Ministra convoca para Marcha contra a Misoginia durante o Agosto Lilás
A ministra da Mulher, Aparecida Gonçalves, mais conhecida como Cida Gonçalves, concedeu uma entrevista exclusiva à Fórum sobre como tem sido o desafio de recalcular a rota das políticas públicas voltadas para mulheres para minimizar os retrocessos que foram causados durante a gestão de Jair Bolsonaro e começar a avançar.
Ela ressalta a necessidade de enfrentar a misoginia, que ela classifica como “a raiz de todas essas violências e desigualdades”. No papel de ministra das Mulheres, Cida tem dialogado e costurado acordos com o setor privado para esse enfrentamento. Ela anuncia que vai lançar a Marcha contra a Misoginia este mês para selar essas parcerias.
No mês da campanha Agosto Lilás, quando a Lei Maria da Penha (Lei 11.340/2006) completa 17 anos, legislação que ela ajudou a construir quando esteve à frente da Secretaria Nacional de Enfrentamento à Violência contra as Mulheres durante o governo de Dilma Rousseff, Cida destaca a importância dessa iniciativa revolucionária, mas que não é suficiente sozinha.

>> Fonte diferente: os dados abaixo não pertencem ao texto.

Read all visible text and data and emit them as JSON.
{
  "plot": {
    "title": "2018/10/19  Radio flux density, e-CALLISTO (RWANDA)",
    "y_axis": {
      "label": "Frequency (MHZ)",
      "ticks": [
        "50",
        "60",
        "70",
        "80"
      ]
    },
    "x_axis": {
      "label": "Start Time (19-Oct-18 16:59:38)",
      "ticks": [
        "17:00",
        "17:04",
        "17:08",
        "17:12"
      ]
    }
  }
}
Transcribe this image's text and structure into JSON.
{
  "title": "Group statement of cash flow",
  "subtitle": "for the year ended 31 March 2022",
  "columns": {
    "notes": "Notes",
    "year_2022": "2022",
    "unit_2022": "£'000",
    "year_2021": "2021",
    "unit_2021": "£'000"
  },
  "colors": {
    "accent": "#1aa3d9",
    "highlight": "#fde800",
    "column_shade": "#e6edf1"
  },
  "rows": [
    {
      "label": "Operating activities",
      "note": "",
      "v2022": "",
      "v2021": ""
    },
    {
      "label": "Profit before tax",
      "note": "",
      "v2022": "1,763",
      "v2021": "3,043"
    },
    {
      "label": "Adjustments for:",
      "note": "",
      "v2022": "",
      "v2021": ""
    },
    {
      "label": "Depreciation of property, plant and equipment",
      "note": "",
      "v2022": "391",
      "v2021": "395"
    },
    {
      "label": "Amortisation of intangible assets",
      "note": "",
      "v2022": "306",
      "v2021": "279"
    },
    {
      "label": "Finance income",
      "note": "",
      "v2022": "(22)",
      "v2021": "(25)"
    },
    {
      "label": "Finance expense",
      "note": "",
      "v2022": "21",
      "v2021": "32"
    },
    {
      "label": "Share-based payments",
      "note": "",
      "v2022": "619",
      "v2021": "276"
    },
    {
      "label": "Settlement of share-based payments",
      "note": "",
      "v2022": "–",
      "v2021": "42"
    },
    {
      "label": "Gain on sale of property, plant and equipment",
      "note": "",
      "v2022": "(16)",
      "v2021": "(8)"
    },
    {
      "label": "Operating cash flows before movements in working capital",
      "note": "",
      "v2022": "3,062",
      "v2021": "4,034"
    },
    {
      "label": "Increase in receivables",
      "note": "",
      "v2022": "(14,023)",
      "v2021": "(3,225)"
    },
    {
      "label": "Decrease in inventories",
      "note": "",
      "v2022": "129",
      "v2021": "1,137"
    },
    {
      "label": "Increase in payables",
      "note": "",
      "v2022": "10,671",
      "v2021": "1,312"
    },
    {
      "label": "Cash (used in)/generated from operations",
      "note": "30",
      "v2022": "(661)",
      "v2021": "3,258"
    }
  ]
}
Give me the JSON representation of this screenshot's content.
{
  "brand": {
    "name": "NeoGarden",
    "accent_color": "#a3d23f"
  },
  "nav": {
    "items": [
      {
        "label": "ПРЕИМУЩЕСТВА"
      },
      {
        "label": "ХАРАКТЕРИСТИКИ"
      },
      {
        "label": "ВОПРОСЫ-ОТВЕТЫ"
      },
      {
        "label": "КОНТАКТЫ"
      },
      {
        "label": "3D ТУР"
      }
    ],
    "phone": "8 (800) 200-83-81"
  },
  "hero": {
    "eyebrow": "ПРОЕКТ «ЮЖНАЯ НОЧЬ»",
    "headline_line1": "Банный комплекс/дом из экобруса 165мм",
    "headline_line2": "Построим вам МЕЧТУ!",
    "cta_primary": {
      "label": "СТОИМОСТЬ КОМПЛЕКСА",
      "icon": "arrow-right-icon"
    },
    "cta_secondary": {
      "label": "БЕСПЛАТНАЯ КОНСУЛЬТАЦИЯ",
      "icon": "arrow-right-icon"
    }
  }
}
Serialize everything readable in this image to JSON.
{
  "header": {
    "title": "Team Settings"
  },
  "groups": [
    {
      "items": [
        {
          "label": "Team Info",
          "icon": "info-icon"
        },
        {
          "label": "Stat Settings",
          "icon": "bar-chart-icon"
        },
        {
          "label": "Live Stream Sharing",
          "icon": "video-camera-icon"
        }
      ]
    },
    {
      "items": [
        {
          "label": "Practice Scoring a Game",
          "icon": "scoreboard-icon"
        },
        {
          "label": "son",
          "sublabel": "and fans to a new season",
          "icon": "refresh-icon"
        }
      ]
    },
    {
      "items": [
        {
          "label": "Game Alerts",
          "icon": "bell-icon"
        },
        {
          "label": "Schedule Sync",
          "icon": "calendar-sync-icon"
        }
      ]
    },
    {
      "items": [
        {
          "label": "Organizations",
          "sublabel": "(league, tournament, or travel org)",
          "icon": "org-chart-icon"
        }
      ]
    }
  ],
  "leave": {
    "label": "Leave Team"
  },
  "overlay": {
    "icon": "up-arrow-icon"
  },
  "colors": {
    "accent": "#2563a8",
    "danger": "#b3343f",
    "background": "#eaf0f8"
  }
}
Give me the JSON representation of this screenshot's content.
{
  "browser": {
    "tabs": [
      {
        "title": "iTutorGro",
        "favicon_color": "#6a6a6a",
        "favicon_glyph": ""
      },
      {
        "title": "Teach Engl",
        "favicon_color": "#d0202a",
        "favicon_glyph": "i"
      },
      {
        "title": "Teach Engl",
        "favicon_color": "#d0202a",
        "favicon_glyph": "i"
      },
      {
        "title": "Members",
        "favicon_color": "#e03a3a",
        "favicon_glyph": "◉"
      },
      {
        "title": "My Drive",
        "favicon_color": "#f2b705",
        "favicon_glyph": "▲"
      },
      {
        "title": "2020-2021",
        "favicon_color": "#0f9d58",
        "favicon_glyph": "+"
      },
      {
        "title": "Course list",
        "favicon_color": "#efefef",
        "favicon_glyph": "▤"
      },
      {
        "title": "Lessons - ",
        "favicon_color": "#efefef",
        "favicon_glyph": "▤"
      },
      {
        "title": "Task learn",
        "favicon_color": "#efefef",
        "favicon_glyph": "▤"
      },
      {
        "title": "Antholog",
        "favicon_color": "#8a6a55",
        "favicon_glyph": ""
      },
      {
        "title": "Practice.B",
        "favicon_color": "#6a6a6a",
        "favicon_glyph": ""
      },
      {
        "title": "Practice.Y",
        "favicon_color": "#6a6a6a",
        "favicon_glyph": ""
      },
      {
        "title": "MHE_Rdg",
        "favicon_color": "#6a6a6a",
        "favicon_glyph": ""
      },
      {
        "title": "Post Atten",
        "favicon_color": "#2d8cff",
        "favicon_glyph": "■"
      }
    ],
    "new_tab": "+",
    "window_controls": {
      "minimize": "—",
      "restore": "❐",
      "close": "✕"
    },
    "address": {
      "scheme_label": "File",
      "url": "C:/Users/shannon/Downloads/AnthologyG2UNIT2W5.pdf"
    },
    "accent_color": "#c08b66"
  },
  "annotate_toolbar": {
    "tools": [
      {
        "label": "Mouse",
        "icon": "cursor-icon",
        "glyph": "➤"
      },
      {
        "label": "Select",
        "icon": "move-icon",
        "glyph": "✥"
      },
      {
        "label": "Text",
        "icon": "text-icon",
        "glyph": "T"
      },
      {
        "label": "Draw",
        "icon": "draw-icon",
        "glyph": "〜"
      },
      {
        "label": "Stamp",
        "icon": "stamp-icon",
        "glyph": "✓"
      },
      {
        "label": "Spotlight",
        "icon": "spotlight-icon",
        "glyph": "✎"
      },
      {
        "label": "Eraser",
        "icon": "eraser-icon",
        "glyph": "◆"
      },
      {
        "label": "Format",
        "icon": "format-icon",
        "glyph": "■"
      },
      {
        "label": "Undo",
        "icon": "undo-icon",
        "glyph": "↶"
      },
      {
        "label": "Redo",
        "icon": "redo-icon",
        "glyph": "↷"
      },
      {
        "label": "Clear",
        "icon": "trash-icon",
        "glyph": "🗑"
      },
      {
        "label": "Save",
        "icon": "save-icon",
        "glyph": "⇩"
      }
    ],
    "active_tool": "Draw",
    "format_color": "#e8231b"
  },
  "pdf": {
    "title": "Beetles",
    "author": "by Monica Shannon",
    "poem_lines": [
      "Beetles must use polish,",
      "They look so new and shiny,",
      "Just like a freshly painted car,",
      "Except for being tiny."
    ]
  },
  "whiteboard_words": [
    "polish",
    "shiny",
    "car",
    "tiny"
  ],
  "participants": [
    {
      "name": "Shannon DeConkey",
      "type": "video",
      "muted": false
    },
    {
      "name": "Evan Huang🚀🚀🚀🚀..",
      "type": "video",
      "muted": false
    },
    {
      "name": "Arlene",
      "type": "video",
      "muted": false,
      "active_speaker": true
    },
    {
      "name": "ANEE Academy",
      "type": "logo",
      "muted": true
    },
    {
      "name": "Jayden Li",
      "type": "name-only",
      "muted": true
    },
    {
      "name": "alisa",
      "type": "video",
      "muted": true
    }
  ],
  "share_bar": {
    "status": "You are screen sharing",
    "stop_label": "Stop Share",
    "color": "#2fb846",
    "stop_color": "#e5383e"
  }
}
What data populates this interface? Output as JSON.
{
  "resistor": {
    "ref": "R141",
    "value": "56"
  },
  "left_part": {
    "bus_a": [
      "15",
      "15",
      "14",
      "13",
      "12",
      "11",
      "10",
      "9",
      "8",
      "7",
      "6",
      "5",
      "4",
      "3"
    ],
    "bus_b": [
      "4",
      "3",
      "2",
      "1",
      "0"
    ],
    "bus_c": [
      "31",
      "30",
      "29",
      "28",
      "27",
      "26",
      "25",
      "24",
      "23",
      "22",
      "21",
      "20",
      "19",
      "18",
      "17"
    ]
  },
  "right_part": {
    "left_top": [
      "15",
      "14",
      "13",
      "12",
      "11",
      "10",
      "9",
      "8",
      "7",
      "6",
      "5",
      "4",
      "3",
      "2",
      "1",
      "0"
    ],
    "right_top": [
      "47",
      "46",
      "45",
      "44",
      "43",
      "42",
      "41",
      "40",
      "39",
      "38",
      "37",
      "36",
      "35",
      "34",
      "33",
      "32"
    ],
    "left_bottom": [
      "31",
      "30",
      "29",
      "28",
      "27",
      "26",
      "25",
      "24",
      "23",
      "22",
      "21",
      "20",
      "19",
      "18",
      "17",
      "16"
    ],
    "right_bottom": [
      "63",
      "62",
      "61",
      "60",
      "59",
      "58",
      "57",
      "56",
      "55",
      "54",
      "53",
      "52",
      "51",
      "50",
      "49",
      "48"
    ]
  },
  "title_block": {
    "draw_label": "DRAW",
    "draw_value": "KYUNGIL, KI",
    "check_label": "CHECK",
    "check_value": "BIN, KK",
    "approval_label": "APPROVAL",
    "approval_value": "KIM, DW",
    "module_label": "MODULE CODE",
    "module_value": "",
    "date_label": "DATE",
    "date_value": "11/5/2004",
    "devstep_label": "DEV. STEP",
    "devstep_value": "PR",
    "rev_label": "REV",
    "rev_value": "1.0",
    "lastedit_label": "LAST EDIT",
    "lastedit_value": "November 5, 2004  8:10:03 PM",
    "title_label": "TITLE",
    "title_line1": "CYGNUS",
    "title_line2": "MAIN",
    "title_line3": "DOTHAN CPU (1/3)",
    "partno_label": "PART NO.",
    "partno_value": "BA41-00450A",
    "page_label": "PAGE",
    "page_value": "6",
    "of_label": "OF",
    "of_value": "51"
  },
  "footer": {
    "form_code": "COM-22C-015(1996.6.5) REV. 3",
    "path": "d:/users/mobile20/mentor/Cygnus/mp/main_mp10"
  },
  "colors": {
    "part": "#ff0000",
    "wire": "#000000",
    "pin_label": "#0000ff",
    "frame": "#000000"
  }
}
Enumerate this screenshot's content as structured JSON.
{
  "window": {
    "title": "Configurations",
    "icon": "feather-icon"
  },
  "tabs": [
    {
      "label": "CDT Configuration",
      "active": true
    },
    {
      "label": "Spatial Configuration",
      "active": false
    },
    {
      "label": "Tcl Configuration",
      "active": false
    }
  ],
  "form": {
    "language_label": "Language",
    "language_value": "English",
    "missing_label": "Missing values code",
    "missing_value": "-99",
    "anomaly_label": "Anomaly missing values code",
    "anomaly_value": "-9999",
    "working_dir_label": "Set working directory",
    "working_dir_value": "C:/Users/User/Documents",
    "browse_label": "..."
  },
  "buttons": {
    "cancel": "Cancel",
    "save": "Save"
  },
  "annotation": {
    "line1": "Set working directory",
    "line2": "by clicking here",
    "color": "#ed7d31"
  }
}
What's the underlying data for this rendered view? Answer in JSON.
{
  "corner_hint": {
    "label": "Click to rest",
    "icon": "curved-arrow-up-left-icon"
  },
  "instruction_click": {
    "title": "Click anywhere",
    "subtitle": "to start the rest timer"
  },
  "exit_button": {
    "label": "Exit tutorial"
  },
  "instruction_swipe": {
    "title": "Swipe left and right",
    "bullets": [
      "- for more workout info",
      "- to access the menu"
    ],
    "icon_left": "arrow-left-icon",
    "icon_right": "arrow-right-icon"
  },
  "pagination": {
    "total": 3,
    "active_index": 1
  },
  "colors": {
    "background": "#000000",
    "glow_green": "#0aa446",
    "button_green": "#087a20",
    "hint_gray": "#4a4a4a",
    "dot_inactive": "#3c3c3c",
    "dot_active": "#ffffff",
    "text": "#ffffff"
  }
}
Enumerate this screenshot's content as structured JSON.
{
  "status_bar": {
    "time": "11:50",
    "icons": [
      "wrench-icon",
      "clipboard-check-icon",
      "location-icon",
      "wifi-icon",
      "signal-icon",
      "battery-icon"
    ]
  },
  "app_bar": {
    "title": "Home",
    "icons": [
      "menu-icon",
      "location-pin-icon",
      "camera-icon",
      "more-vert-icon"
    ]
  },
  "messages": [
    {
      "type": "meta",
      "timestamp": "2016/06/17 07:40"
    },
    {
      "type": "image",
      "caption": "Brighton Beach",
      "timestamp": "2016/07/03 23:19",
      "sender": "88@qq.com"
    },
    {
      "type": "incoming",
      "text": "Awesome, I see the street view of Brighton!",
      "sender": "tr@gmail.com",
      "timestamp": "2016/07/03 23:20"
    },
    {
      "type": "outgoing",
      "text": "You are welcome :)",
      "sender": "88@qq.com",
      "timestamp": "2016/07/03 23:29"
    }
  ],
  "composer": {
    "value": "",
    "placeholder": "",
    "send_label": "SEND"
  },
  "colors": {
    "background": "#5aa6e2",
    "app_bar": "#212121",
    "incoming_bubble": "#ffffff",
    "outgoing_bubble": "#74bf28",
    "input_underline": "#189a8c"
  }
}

Cida também ajudou a elaborar a Lei do Feminicídio (Lei 13.104/2015) ao longo de sua robusta trajetória na defesa dos direitos das mulheres. Ela é especialista em gênero e em enfrentamento à violência contra mulheres e ativista de defesa dos direitos das mulheres há mais de 40 anos.
A ministra foi uma das protagonistas da elaboração do Pacto Nacional de Enfrentamento à Violência contra as Mulheres e do Programa Mulher Viver sem Violência, que tem como carro-chefe a Casa da Mulher Brasileira. Trabalhou ainda como consultora em políticas públicas de gênero e violência contra mulheres.
Nesta entrevista, Cida destaca a necessidade de uma mudança de cultura na sociedade como um todo para enfrentar a violência contra as mulheres. Ela apresenta um balanço do que já foi feito ao longo desses sete meses de governo e anuncia o que vem por aí.
Confira a entrevista
“É necessária uma mudança de cultura na sociedade como um todo, nas escolas, nas igrejas, nas famílias, na convivência entre as pessoas. A violência contra a mulher tem sido cada vez mais compreendida pelas mulheres e devemos ter tolerância zero contra ela”
Fórum – A partir da Lei Maria da Penha, sancionada há 17 anos, houve avanços no enfrentamento à violência contra a mulher. No entanto, dados do Anuário Brasileiro de Segurança Pública 2023 apontam para crescimento dos casos de violência contra a mulher em 2022. Uma das razões seria o desfinanciamento de políticas de combate à violência contra a mulher durante a gestão de Jair Bolsonaro. Como tem sido implementar, no Executivo, a reconstrução dessas políticas de proteção à mulher?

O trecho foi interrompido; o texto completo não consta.